Now that is unacceptable because the lives of patients are being put at risk. Some of the patients might be requiring urgent life saving operations and the continued delay in being attended to might lead to unnecessary loss of life. Other patients might be requiring minor operations but the longer they take waiting to be attended might lead their conditions to deteriorate leading to complications.
Water has become a perennial problem in most urban centres in Zimbabwe but contingency measures should be put in place to ensure that it is always available especially for essential services such as hospitals. A worrying trend is developing in Zimbabwe where abnormal things are now being regarded as normal just because it is happening countrywide.
Responsible authorities must be taken to task and take corrective measures. We honestly cannot have patients, some who travel from as far away places as Mutare, Beitbridge, Masvingo and Nkayi being made to wait for days on end without being attended. Even those patients based in Bulawayo should not be made to wait. Although UBH is exempted from the Bulawayo City Council’s 72-hour water shedding exercise, it is seriously affected when surrounding suburbs do not have water, as the pressure at the hospital would be low.
Patients admitted at the hospital for as long as two months ago are still to be operated because service delivery has been affected at the health institution. Besides water shortages, the hospital also faces a shortage of surgeons. The water problems require both Bulawayo City Council and the Ministry of Health and Child Welfare under which UBH falls to put heads together and come up with a long-term solution to the water woes.
The shortage of surgeons is entirely a Ministry of Health problem that they must deal with. It is the lives of people involved here and what can worry council and health authorities more than preserving life? UBH chief executive officer Mrs Nonhlanhla Ndlovu acknowledges the challenges facing the hospital saying it had a huge number of patients to cater for.
We are of the opinion that the huge number of patients going to referral centres in Harare and Bulawayo is an indictment on Government to build more referral hospitals in other major centres other than in the capital and the second biggest city. We understand Government does not have money for such huge capital projects but in situations such as the one facing patients at UBH, the State must stretch the last dollar it has to undertake such projects.

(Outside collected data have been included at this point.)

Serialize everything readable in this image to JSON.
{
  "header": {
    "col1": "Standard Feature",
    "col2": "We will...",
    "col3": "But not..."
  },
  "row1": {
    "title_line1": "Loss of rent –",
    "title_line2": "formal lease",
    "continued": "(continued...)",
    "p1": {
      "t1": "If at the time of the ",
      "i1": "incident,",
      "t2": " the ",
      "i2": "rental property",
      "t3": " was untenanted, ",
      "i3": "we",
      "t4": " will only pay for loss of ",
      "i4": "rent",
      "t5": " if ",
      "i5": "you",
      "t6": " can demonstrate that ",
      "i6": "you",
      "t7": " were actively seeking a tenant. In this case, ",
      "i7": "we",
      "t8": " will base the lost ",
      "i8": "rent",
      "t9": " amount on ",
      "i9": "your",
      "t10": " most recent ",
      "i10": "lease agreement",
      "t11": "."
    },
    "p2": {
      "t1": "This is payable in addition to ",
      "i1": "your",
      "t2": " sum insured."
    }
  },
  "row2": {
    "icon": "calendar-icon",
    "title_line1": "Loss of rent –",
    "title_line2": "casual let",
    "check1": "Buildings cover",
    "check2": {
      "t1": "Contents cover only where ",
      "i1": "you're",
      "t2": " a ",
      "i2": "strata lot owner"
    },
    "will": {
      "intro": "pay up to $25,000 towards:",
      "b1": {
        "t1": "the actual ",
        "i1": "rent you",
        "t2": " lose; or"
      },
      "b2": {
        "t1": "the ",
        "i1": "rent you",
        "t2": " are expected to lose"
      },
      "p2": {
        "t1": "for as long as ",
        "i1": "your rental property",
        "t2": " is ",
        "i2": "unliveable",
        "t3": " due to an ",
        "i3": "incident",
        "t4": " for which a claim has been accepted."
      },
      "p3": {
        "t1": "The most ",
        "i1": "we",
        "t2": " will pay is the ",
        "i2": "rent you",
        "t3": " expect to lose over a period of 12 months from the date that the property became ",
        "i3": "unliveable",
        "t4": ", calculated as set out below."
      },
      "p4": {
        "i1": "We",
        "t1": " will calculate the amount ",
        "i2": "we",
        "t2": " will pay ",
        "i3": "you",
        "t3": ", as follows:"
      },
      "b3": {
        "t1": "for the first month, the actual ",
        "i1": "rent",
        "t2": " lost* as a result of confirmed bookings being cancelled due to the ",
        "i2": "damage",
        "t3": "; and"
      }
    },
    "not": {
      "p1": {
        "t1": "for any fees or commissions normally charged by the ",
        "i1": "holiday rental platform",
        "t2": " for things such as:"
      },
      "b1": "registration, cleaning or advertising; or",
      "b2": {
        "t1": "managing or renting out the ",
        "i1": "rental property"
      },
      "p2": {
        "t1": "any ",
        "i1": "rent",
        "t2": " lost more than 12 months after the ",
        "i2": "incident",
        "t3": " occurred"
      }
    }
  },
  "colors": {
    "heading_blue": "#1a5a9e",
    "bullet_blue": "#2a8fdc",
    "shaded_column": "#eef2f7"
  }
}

Government can even borrow money to build more referral hospitals. While the private sector has chipped in by putting up health facilities, these are usually out of the reach of ordinary people because they cannot afford the fees charged there.
We encourage churches to build more hospitals if they can because a good number of mission hospitals offer excellent services and their charges are also reasonable. Zimbabweans can also assist by driving safely and always taking precautionary measures to guard against avoidable accidents, which maim people.
According to UBH chief executive officer Mrs Ndlovu, the waiting list of patients in need of operations is growing because of an influx of patients, especially accident victims. Let us take heed of the safety campaigns by the police to reduce accidents on our roads and ultimately the number of patients requiring operations.